As the president of their junior golf association, Isaac’s grandfather oversaw the young sisters’ careers as they flourished into the golfers they are today.
When it came time to choose a college, Isaac only had one thing on her mind — getting out of Texas.
“Being from Texas almost everyone who lives in Texas stays in Texas for college,” Isaac said. “I really wanted to get out of that state and just have a new experience in a different place for four years.”
From the moment she stepped on campus, Isaac knew she wanted to come to Kansas State. Not only did she love the family atmosphere, but the coaches also played a major part in her decision.
“The coaches were really welcoming and you could just tell that they would treat me like their own kids and family once I got here, and that was something that really attracted me to K-State,” Isaac said.
While Isaac had a very successful four-year career at K-State, her favorite moment came during her freshman year where she won the Trinity Forest Invitational in Dallas, Texas, leading the Wildcats to a team victory. Isaac said she didn’t expect to win, but really helped start her career at K-State on the right foot.
Since that win in 2017, Isaac has been one of the most consistent golfers on the team and prides herself on her mindset whenever she steps foot onto the course. She learned she can only control what she can and to let the rest take care of itself.
K-State women’s golf head coach Kristi Knight witnessed the transformation Isaac made over the years.
“Reid came in and she played solid golf as a freshman,” Knight said. “She won a tournament in her first semester, which isn’t easy to do. She came in as a talented golfer, but she has improved. She’s improved in the way she works her way around the golf course and she’s learned to accept the shots that don’t work out.”
A driving force for K-State for the last four years, Isaac has seen a large amount of success with a top-five finish every year of her career. Heading into her senior year, Isaac averaged just under 75 strokes per course and had a career-low of 66 her sophomore year.
Isaac recently broke that career-low this year, shooting a 65 in the second round at the Schooner Classic in September, the second-lowest 18 hole total in K-State history.

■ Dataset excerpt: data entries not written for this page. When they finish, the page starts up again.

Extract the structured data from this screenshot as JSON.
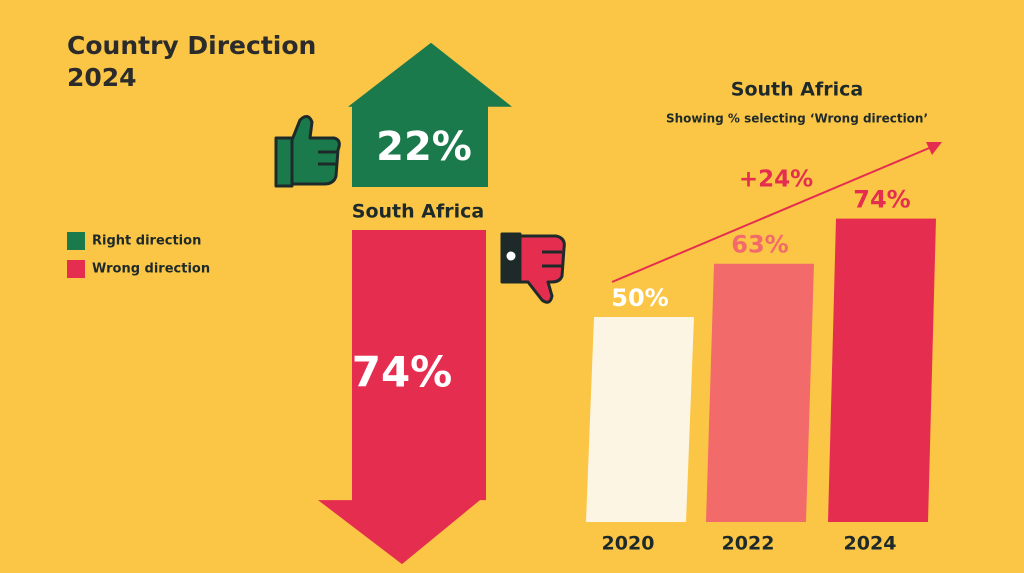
{
  "chart_data": [
    {
      "type": "arrow",
      "title": "Country Direction 2024",
      "label": "South Africa",
      "series": [
        {
          "name": "Right direction",
          "color": "#1b7a4b",
          "values": [
            22
          ],
          "value_labels": [
            "22%"
          ]
        },
        {
          "name": "Wrong direction",
          "color": "#e52e4f",
          "values": [
            74
          ],
          "value_labels": [
            "74%"
          ]
        }
      ]
    },
    {
      "type": "bar",
      "title": "South Africa",
      "subtitle": "Showing % selecting ‘Wrong direction’",
      "categories": [
        "2020",
        "2022",
        "2024"
      ],
      "values": [
        50,
        63,
        74
      ],
      "value_labels": [
        "50%",
        "63%",
        "74%"
      ],
      "colors": [
        "#fdf5e4",
        "#f26a6a",
        "#e52e4f"
      ],
      "label_colors": [
        "#ffffff",
        "#f26a6a",
        "#e52e4f"
      ],
      "annotation": "+24%",
      "annotation_color": "#e52e4f"
    }
  ]
}
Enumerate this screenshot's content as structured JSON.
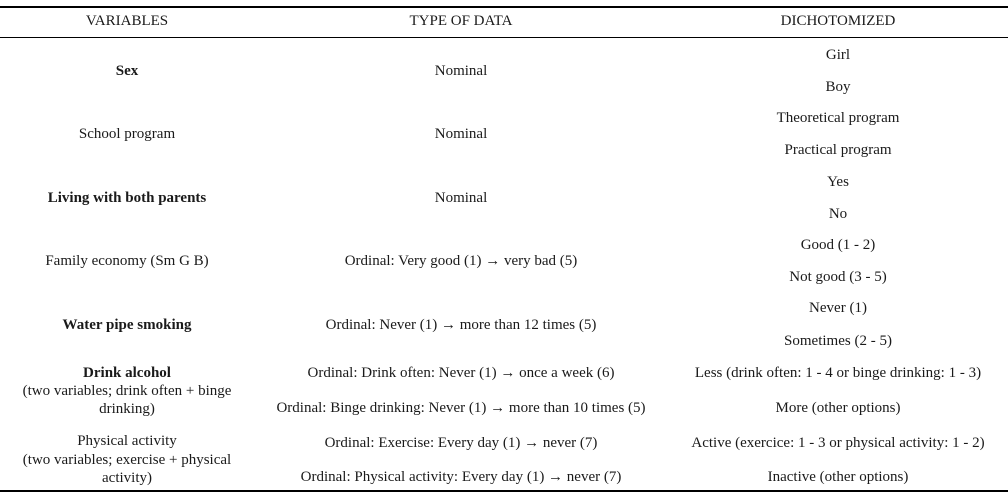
{
  "table": {
    "headers": [
      "VARIABLES",
      "TYPE OF DATA",
      "DICHOTOMIZED"
    ],
    "rows": [
      {
        "variable": "Sex",
        "variable_bold": true,
        "type": "Nominal",
        "dich": [
          "Girl",
          "Boy"
        ]
      },
      {
        "variable": "School program",
        "variable_bold": false,
        "type": "Nominal",
        "dich": [
          "Theoretical program",
          "Practical program"
        ]
      },
      {
        "variable": "Living with both parents",
        "variable_bold": true,
        "type": "Nominal",
        "dich": [
          "Yes",
          "No"
        ]
      },
      {
        "variable": "Family economy (Sm G B)",
        "variable_bold": false,
        "type": "Ordinal: Very good (1) → very bad (5)",
        "dich": [
          "Good (1 - 2)",
          "Not good (3 - 5)"
        ]
      },
      {
        "variable": "Water pipe smoking",
        "variable_bold": true,
        "type": "Ordinal: Never (1) → more than 12 times (5)",
        "dich": [
          "Never (1)",
          "Sometimes (2 - 5)"
        ]
      },
      {
        "variable": "Drink alcohol",
        "variable_sub": [
          "(two variables; drink often + binge",
          "drinking)"
        ],
        "variable_bold": true,
        "type_lines": [
          "Ordinal: Drink often: Never (1) → once a week (6)",
          "Ordinal: Binge drinking: Never (1) → more than 10 times (5)"
        ],
        "dich": [
          "Less (drink often: 1 - 4 or binge drinking: 1 - 3)",
          "More (other options)"
        ]
      },
      {
        "variable": "Physical activity",
        "variable_sub": [
          "(two variables; exercise + physical",
          "activity)"
        ],
        "variable_bold": false,
        "type_lines": [
          "Ordinal: Exercise: Every day (1) → never (7)",
          "Ordinal: Physical activity: Every day (1) → never (7)"
        ],
        "dich": [
          "Active (exercice: 1 - 3 or physical activity: 1 - 2)",
          "Inactive (other options)"
        ]
      }
    ]
  }
}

In that same tournament, Isaac had the second-best 54-hole total in program history, shooting a 205 (-5), earning a share of the Schooner Classic individual title.
On top of that, she became the first Wildcat in seven years to qualify for the U.S. Amateur and the first to play in the tournament since 2002.
Isaac looks forward to her future but believes playing golf at K-State has taught her more than just how to play the game she loves.
“Being a student athlete here, there’s a lot on your plate between workouts and practice as well as studying and trying to maintain a great GPA to get a job someday,” Isaac said. “That’s something that has always been important to me, my school as well as golf, so trying to succeed in both of those things as well as having a social life was something that took me quite a while to learn.”
Isaac will complete her marketing major later this year and already accepted a sales management position at FritoLay in Dallas. The three-hour drive from Montgomery to Dallas will mean she gets to see her family more than she currently does.
While she doesn’t plan on pursuing golf professionally, Isaac still intends on playing occasionally.
“I think I’ll definitely play when the weather’s nice or when I get an invitation to play somewhere cool, I know it’s something that I’ll definitely keep up as a hobby on the weekends,” Isaac said.
No matter what Isaac does in life, she plans on attacking it with the same methodical mindset that she’s had throughout her college career. Whether it be in the classroom, the workplace or the golf course, she’ll always be searching for that hole-in-one.